The Social Security Trustees released its annual report on Social Security’s finances today. Because Social Security is especially important to women, this news is of particular interest. So here are five facts you should know:
- Social Security has the resources to pay 100 percent of promised benefits until 2034. (That’s a year later than last year, when the projection was to 2033.)
- After that, even with no changes, Social Security can pay 79 percent of promised benefits from the payroll taxes workers and employers will continue to pay into Social Security. (That’s up from 77 percent last year.)
- Social Security ran a surplus in 2014, taking in more in payroll taxes and interest income than it paid out in benefits. It will continue to run surpluses through 2019. After that, it can tap into its Trust Funds (that’s what they’re there for).
- The combined Social Security Trust Funds hold reserves of $2.8 trillion.
- By making modest changes, such as having higher earners pay payroll taxes on all of their earnings, the way the vast majority of workers do, Congress can strengthen Social Security’s long-term finances and improve the adequacy of benefits.
Yet even though our Social System holds a total of $2.8 trillion in reserves, millions of disabled workers and their families are facing a 20 percent cut in vital disability insurance benefits next year unless Congress takes action. How can this be?
Social Security is an integrated family insurance plan. It provides security to workers and their families when income is lost due to retirement, disability, or death. The payroll taxes that workers and employers pay into Social Security goes into two legally separate Trust Funds: the Old Age and Survivors’ Trust Fund, to pay retirement and survivor benefits, and the Disability Insurance Trust Fund to pay disability benefits. The Trustees project that the Disability Trust Fund will be depleted in 2016, after which only 81 percent of benefits will be payable. (This shortfall isn’t because of abuse of the disability program; in fact, based on demographic trends, the Trustees predicted 20 years ago that the Disability Insurance program would run short in 2016 largely because of the aging of the large baby boom generation into disability-prone years and women’s increased labor force participation, which would (and did) greatly increase the number of women who qualified for disability insurance benefits.
Cuts to disability benefits would be a disaster for women and their families.

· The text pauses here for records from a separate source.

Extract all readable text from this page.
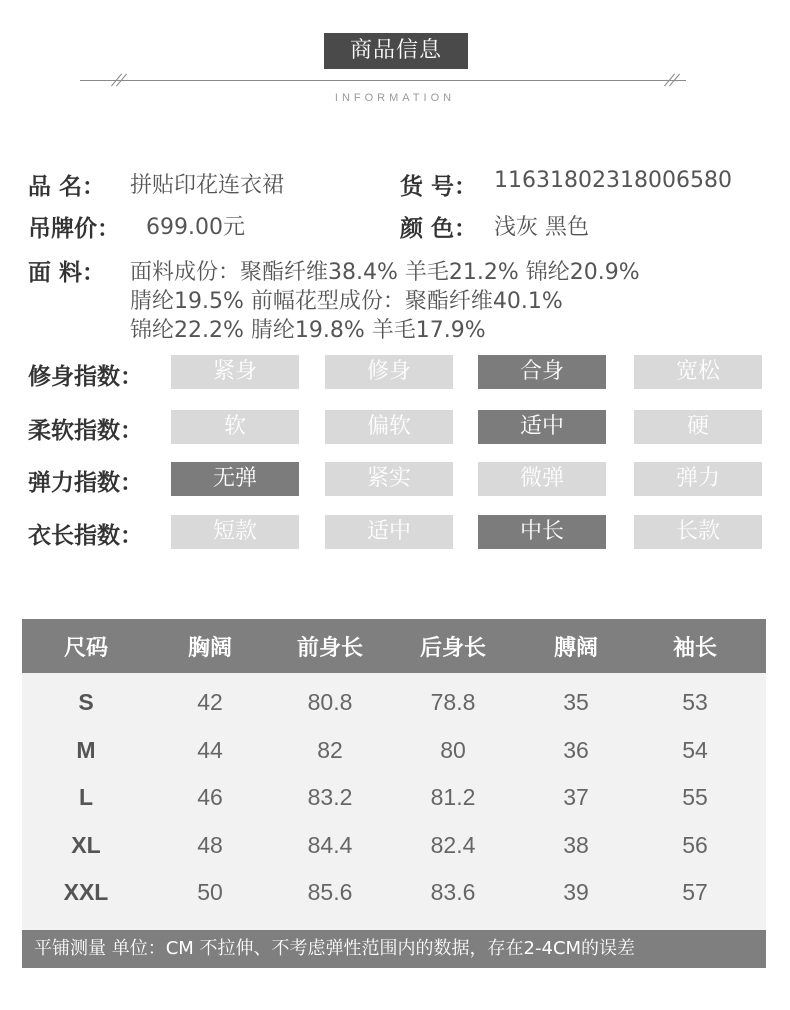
商品信息
INFORMATION
品 名： 拼贴印花连衣裙	货 号： 11631802318006580
吊牌价： 699.00元	颜 色： 浅灰 黑色
面 料： 面料成份：聚酯纤维38.4% 羊毛21.2% 锦纶20.9%
腈纶19.5% 前幅花型成份：聚酯纤维40.1%
锦纶22.2% 腈纶19.8% 羊毛17.9%
修身指数：	紧身	修身	合身	宽松
柔软指数：	软	偏软	适中	硬
弹力指数：	无弹	紧实	微弹	弹力
衣长指数：	短款	适中	中长	长款
尺码	胸阔	前身长	后身长	膊阔	袖长
S	42	80.8	78.8	35	53
M	44	82	80	36	54
L	46	83.2	81.2	37	55
XL	48	84.4	82.4	38	56
XXL	50	85.6	83.6	39	57
平铺测量 单位：CM 不拉伸、不考虑弹性范围内的数据，存在2-4CM的误差
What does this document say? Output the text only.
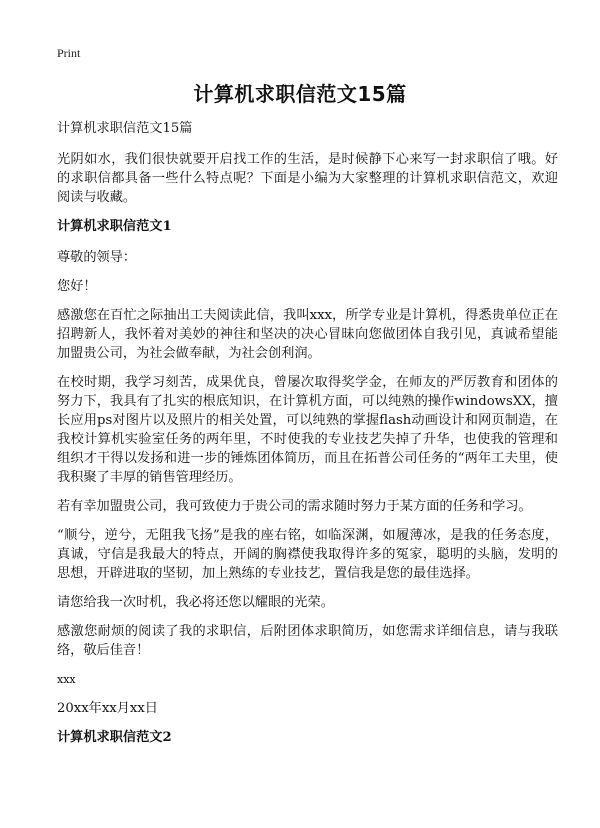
Print
计算机求职信范文15篇

计算机求职信范文15篇

光阴如水，我们很快就要开启找工作的生活，是时候静下心来写一封求职信了哦。好的求职信都具备一些什么特点呢？下面是小编为大家整理的计算机求职信范文，欢迎阅读与收藏。

计算机求职信范文1

尊敬的领导：

您好！

感激您在百忙之际抽出工夫阅读此信，我叫xxx，所学专业是计算机，得悉贵单位正在招聘新人，我怀着对美妙的神往和坚决的决心冒昧向您做团体自我引见，真诚希望能加盟贵公司，为社会做奉献，为社会创利润。

在校时期，我学习刻苦，成果优良，曾屡次取得奖学金，在师友的严厉教育和团体的努力下，我具有了扎实的根底知识，在计算机方面，可以纯熟的操作windowsXX，擅长应用ps对图片以及照片的相关处置，可以纯熟的掌握flash动画设计和网页制造，在我校计算机实验室任务的两年里，不时使我的专业技艺失掉了升华，也使我的管理和组织才干得以发扬和进一步的锤炼团体简历，而且在拓普公司任务的“两年工夫里，使我积聚了丰厚的销售管理经历。

若有幸加盟贵公司，我可致使力于贵公司的需求随时努力于某方面的任务和学习。

“顺兮，逆兮，无阻我飞扬”是我的座右铭，如临深渊，如履薄冰，是我的任务态度，真诚，守信是我最大的特点，开阔的胸襟使我取得许多的冤家，聪明的头脑，发明的思想，开辟进取的坚韧，加上熟练的专业技艺，置信我是您的最佳选择。

请您给我一次时机，我必将还您以耀眼的光荣。

感激您耐烦的阅读了我的求职信，后附团体求职简历，如您需求详细信息，请与我联络，敬后佳音！

xxx

20xx年xx月xx日

计算机求职信范文2
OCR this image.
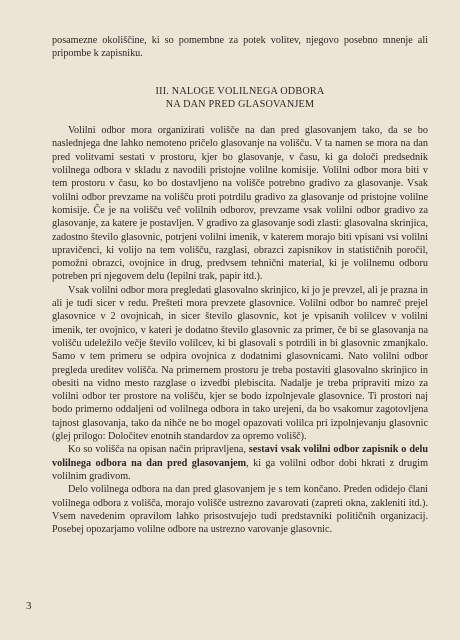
posamezne okoliščine, ki so pomembne za potek volitev, njegovo posebno mnenje ali pripombe k zapisniku.

III. NALOGE VOLILNEGA ODBORA
NA DAN PRED GLASOVANJEM

Volilni odbor mora organizirati volišče na dan pred glasovanjem tako, da se bo naslednjega dne lahko nemoteno pričelo glasovanje na volišču. V ta namen se mora na dan pred volitvami sestati v prostoru, kjer bo glasovanje, v času, ki ga določi predsednik volilnega odbora v skladu z navodili pristojne volilne komisije. Volilni odbor mora biti v tem prostoru v času, ko bo dostavljeno na volišče potrebno gradivo za glasovanje. Vsak volilni odbor prevzame na volišču proti potrdilu gradivo za glasovanje od pristojne volilne komisije. Če je na volišču več volilnih odborov, prevzame vsak volilni odbor gradivo za glasovanje, za katere je postavljen. V gradivo za glasovanje sodi zlasti: glasovalna skrinjica, zadostno število glasovnic, potrjeni volilni imenik, v katerem morajo biti vpisani vsi volilni upravičenci, ki volijo na tem volišču, razglasi, obrazci zapisnikov in statističnih poročil, pomožni obrazci, ovojnice in drug, predvsem tehnični material, ki je volilnemu odboru potreben pri njegovem delu (lepilni trak, papir itd.).

Vsak volilni odbor mora pregledati glasovalno skrinjico, ki jo je prevzel, ali je prazna in ali je tudi sicer v redu. Prešteti mora prevzete glasovnice. Volilni odbor bo namreč prejel glasovnice v 2 ovojnicah, in sicer število glasovnic, kot je vpisanih volilcev v volilni imenik, ter ovojnico, v kateri je dodatno število glasovnic za primer, če bi se glasovanja na volišču udeležilo večje število volilcev, ki bi glasovali s potrdili in bi glasovnic zmanjkalo. Samo v tem primeru se odpira ovojnica z dodatnimi glasovnicami. Nato volilni odbor pregleda ureditev volišča. Na primernem prostoru je treba postaviti glasovalno skrinjico in obesiti na vidno mesto razglase o izvedbi plebiscita. Nadalje je treba pripraviti mizo za volilni odbor ter prostore na volišču, kjer se bodo izpolnjevale glasovnice. Ti prostori naj bodo primerno oddaljeni od volilnega odbora in tako urejeni, da bo vsakomur zagotovljena tajnost glasovanja, tako da nihče ne bo mogel opazovati volilca pri izpolnjevanju glasovnic (glej prilogo: Določitev enotnih standardov za opremo volišč).

Ko so volišča na opisan način pripravljena, sestavi vsak volilni odbor zapisnik o delu volilnega odbora na dan pred glasovanjem, ki ga volilni odbor dobi hkrati z drugim volilnim gradivom.

Delo volilnega odbora na dan pred glasovanjem je s tem končano. Preden odidejo člani volilnega odbora z volišča, morajo volišče ustrezno zavarovati (zapreti okna, zakleniti itd.). Vsem navedenim opravilom lahko prisostvujejo tudi predstavniki političnih organizacij. Posebej opozarjamo volilne odbore na ustrezno varovanje glasovnic.

3
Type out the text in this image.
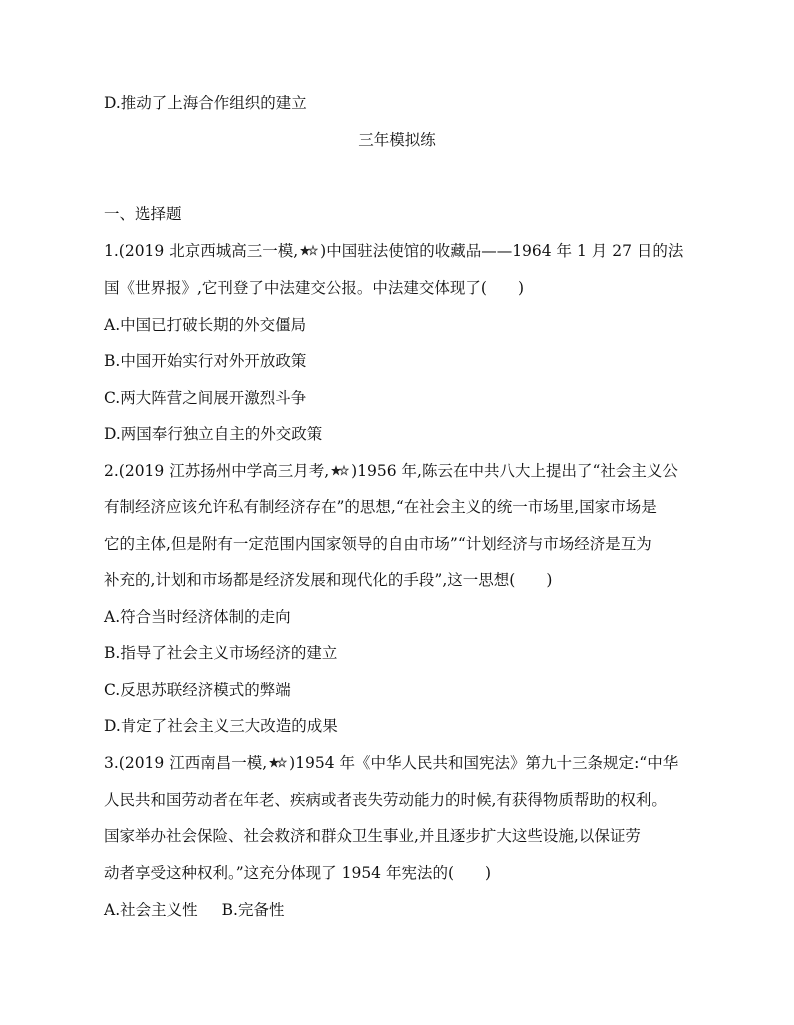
D.推动了上海合作组织的建立
三年模拟练
一、选择题
1.(2019 北京西城高三一模, )中国驻法使馆的收藏品——1964 年 1 月 27 日的法
国《世界报》,它刊登了中法建交公报。中法建交体现了(　　)
A.中国已打破长期的外交僵局
B.中国开始实行对外开放政策
C.两大阵营之间展开激烈斗争
D.两国奉行独立自主的外交政策
2.(2019 江苏扬州中学高三月考, )1956 年,陈云在中共八大上提出了“社会主义公
有制经济应该允许私有制经济存在”的思想,“在社会主义的统一市场里,国家市场是
它的主体,但是附有一定范围内国家领导的自由市场”“计划经济与市场经济是互为
补充的,计划和市场都是经济发展和现代化的手段”,这一思想(　　)
A.符合当时经济体制的走向
B.指导了社会主义市场经济的建立
C.反思苏联经济模式的弊端
D.肯定了社会主义三大改造的成果
3.(2019 江西南昌一模, )1954 年《中华人民共和国宪法》第九十三条规定:“中华
人民共和国劳动者在年老、疾病或者丧失劳动能力的时候,有获得物质帮助的权利。
国家举办社会保险、社会救济和群众卫生事业,并且逐步扩大这些设施,以保证劳
动者享受这种权利。”这充分体现了 1954 年宪法的(　　)
A.社会主义性 B.完备性
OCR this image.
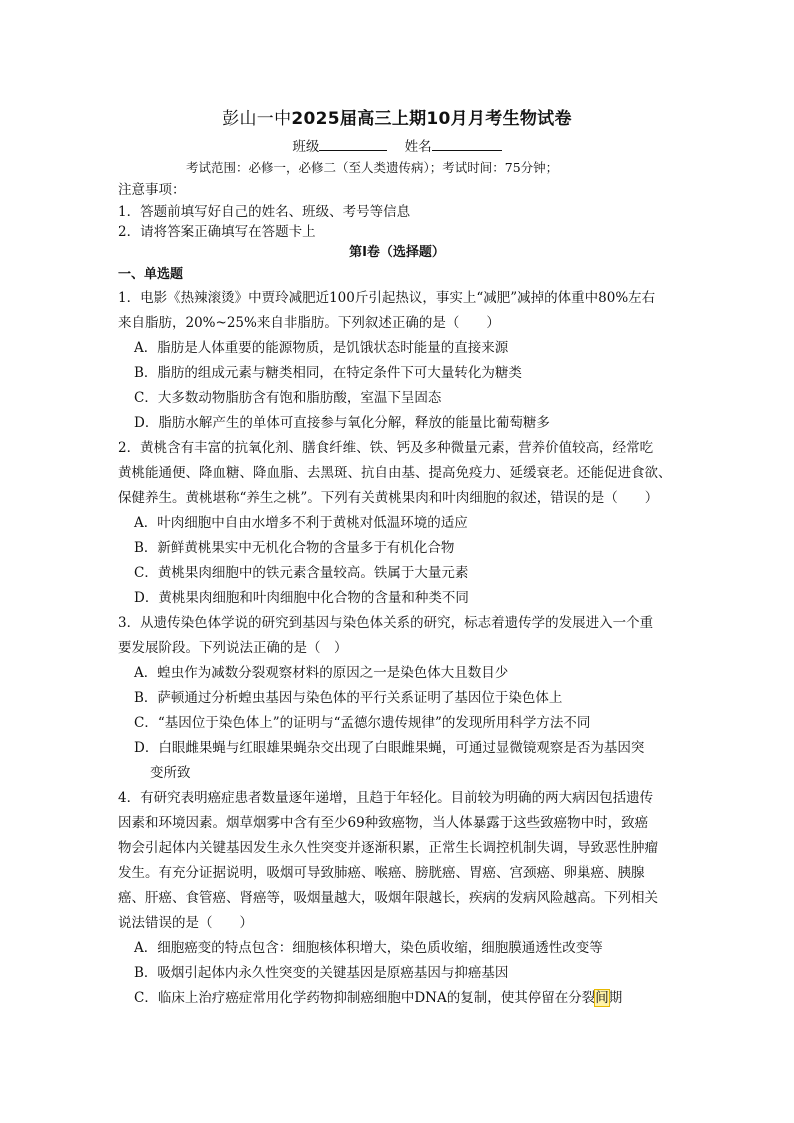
彭山一中2025届高三上期10月月考生物试卷
班级	姓名
考试范围：必修一，必修二（至人类遗传病）；考试时间：75分钟；
注意事项：
1．答题前填写好自己的姓名、班级、考号等信息
2．请将答案正确填写在答题卡上
第Ⅰ卷（选择题）
一、单选题
1．电影《热辣滚烫》中贾玲减肥近100斤引起热议，事实上“减肥”减掉的体重中80%左右
来自脂肪，20%~25%来自非脂肪。下列叙述正确的是（　　）
A．脂肪是人体重要的能源物质，是饥饿状态时能量的直接来源
B．脂肪的组成元素与糖类相同，在特定条件下可大量转化为糖类
C．大多数动物脂肪含有饱和脂肪酸，室温下呈固态
D．脂肪水解产生的单体可直接参与氧化分解，释放的能量比葡萄糖多
2．黄桃含有丰富的抗氧化剂、膳食纤维、铁、钙及多种微量元素，营养价值较高，经常吃
黄桃能通便、降血糖、降血脂、去黑斑、抗自由基、提高免疫力、延缓衰老。还能促进食欲、
保健养生。黄桃堪称“养生之桃”。下列有关黄桃果肉和叶肉细胞的叙述，错误的是（　　）
A．叶肉细胞中自由水增多不利于黄桃对低温环境的适应
B．新鲜黄桃果实中无机化合物的含量多于有机化合物
C．黄桃果肉细胞中的铁元素含量较高。铁属于大量元素
D．黄桃果肉细胞和叶肉细胞中化合物的含量和种类不同
3．从遗传染色体学说的研究到基因与染色体关系的研究，标志着遗传学的发展进入一个重
要发展阶段。下列说法正确的是（　）
A．蝗虫作为减数分裂观察材料的原因之一是染色体大且数目少
B．萨顿通过分析蝗虫基因与染色体的平行关系证明了基因位于染色体上
C．“基因位于染色体上”的证明与“孟德尔遗传规律”的发现所用科学方法不同
D．白眼雌果蝇与红眼雄果蝇杂交出现了白眼雌果蝇，可通过显微镜观察是否为基因突
变所致
4．有研究表明癌症患者数量逐年递增，且趋于年轻化。目前较为明确的两大病因包括遗传
因素和环境因素。烟草烟雾中含有至少69种致癌物，当人体暴露于这些致癌物中时，致癌
物会引起体内关键基因发生永久性突变并逐渐积累，正常生长调控机制失调，导致恶性肿瘤
发生。有充分证据说明，吸烟可导致肺癌、喉癌、膀胱癌、胃癌、宫颈癌、卵巢癌、胰腺
癌、肝癌、食管癌、肾癌等，吸烟量越大，吸烟年限越长，疾病的发病风险越高。下列相关
说法错误的是（　　）
A．细胞癌变的特点包含：细胞核体积增大，染色质收缩，细胞膜通透性改变等
B．吸烟引起体内永久性突变的关键基因是原癌基因与抑癌基因
C．临床上治疗癌症常用化学药物抑制癌细胞中DNA的复制，使其停留在分裂间期
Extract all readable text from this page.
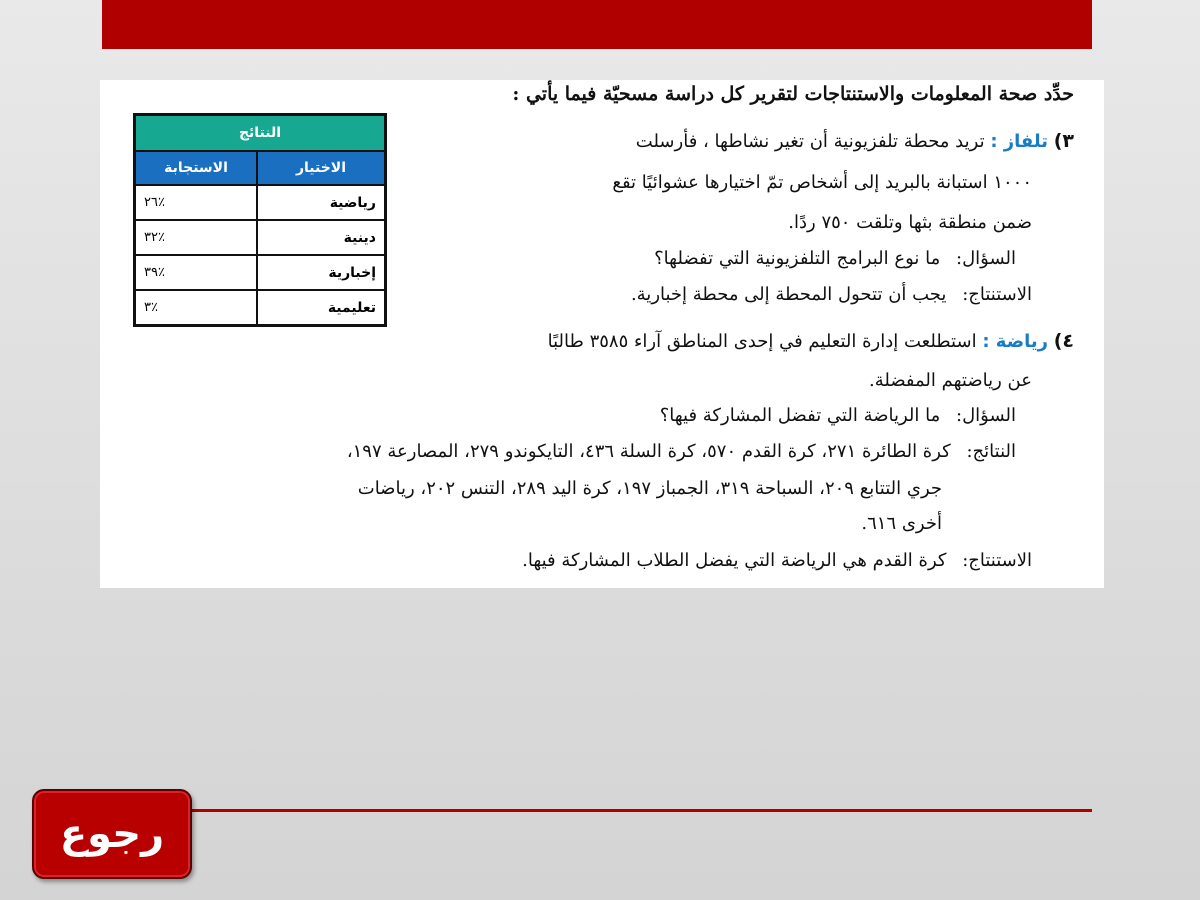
حدِّد صحة المعلومات والاستنتاجات لتقرير كل دراسة مسحيّة فيما يأتي :
النتائج	
الاختيار	الاستجابة
رياضية	٪٢٦
دينية	٪٣٢
إخبارية	٪٣٩
تعليمية	٪٣
٣) تلفاز : تريد محطة تلفزيونية أن تغير نشاطها ، فأرسلت
١٠٠٠ استبانة بالبريد إلى أشخاص تمّ اختيارها عشوائيًا تقع
ضمن منطقة بثها وتلقت ٧٥٠ ردًا.
السؤال: ما نوع البرامج التلفزيونية التي تفضلها؟
الاستنتاج: يجب أن تتحول المحطة إلى محطة إخبارية.
٤) رياضة : استطلعت إدارة التعليم في إحدى المناطق آراء ٣٥٨٥ طالبًا
عن رياضتهم المفضلة.
السؤال: ما الرياضة التي تفضل المشاركة فيها؟
النتائج: كرة الطائرة ٢٧١، كرة القدم ٥٧٠، كرة السلة ٤٣٦، التايكوندو ٢٧٩، المصارعة ١٩٧،
جري التتابع ٢٠٩، السباحة ٣١٩، الجمباز ١٩٧، كرة اليد ٢٨٩، التنس ٢٠٢، رياضات
أخرى ٦١٦.
الاستنتاج: كرة القدم هي الرياضة التي يفضل الطلاب المشاركة فيها.
رجوع
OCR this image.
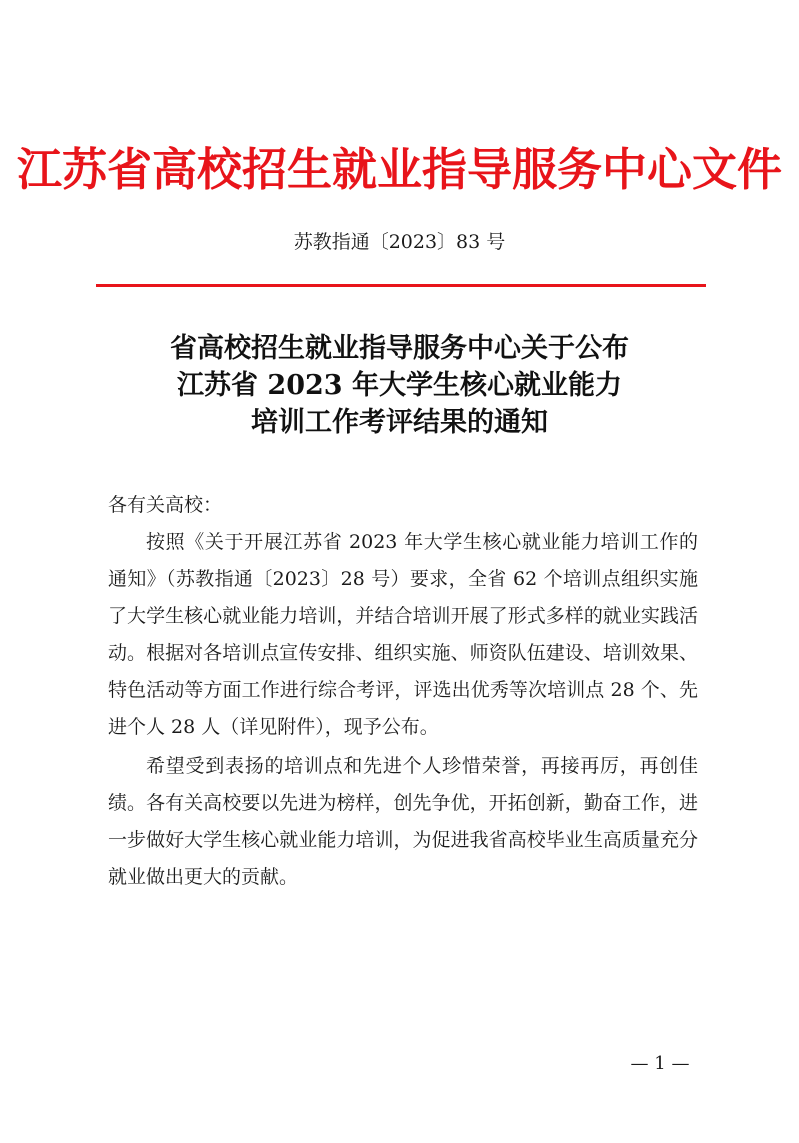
江苏省高校招生就业指导服务中心文件
苏教指通〔2023〕83 号
省高校招生就业指导服务中心关于公布
江苏省 2023 年大学生核心就业能力
培训工作考评结果的通知

各有关高校：

按照《关于开展江苏省 2023 年大学生核心就业能力培训工作的通知》（苏教指通〔2023〕28 号）要求，全省 62 个培训点组织实施了大学生核心就业能力培训，并结合培训开展了形式多样的就业实践活动。根据对各培训点宣传安排、组织实施、师资队伍建设、培训效果、特色活动等方面工作进行综合考评，评选出优秀等次培训点 28 个、先进个人 28 人（详见附件），现予公布。

希望受到表扬的培训点和先进个人珍惜荣誉，再接再厉，再创佳绩。各有关高校要以先进为榜样，创先争优，开拓创新，勤奋工作，进一步做好大学生核心就业能力培训，为促进我省高校毕业生高质量充分就业做出更大的贡献。

— 1 —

But it’s really a phony crisis that Congress can easily avoid. Eleven times before—and in both directions—Congress has rebalanced the Trust Funds by reallocating payroll taxes between them. That simple step would ensure that all Social Security benefits could be paid in full until 2034.
Representative Xavier Becerra has an even better idea. The One Social Security Act recognizes that Social Security is one program that Americans count on at all stages of their lives. When a worker with a disability reaches full retirement age, her benefits continue without change or interruption—even though, on the books, the payments will come out of the Old Age and Survivors program instead of the Disability Insurance program. The same Board of Trustees manages both programs—and regularly reports on how long benefits could be paid from the combined Trust Fund reserves. The One Social Security Act would unify the two Trust Funds into one—ensuring that the Social Security benefits we’ve earned will be there when we and our families need it.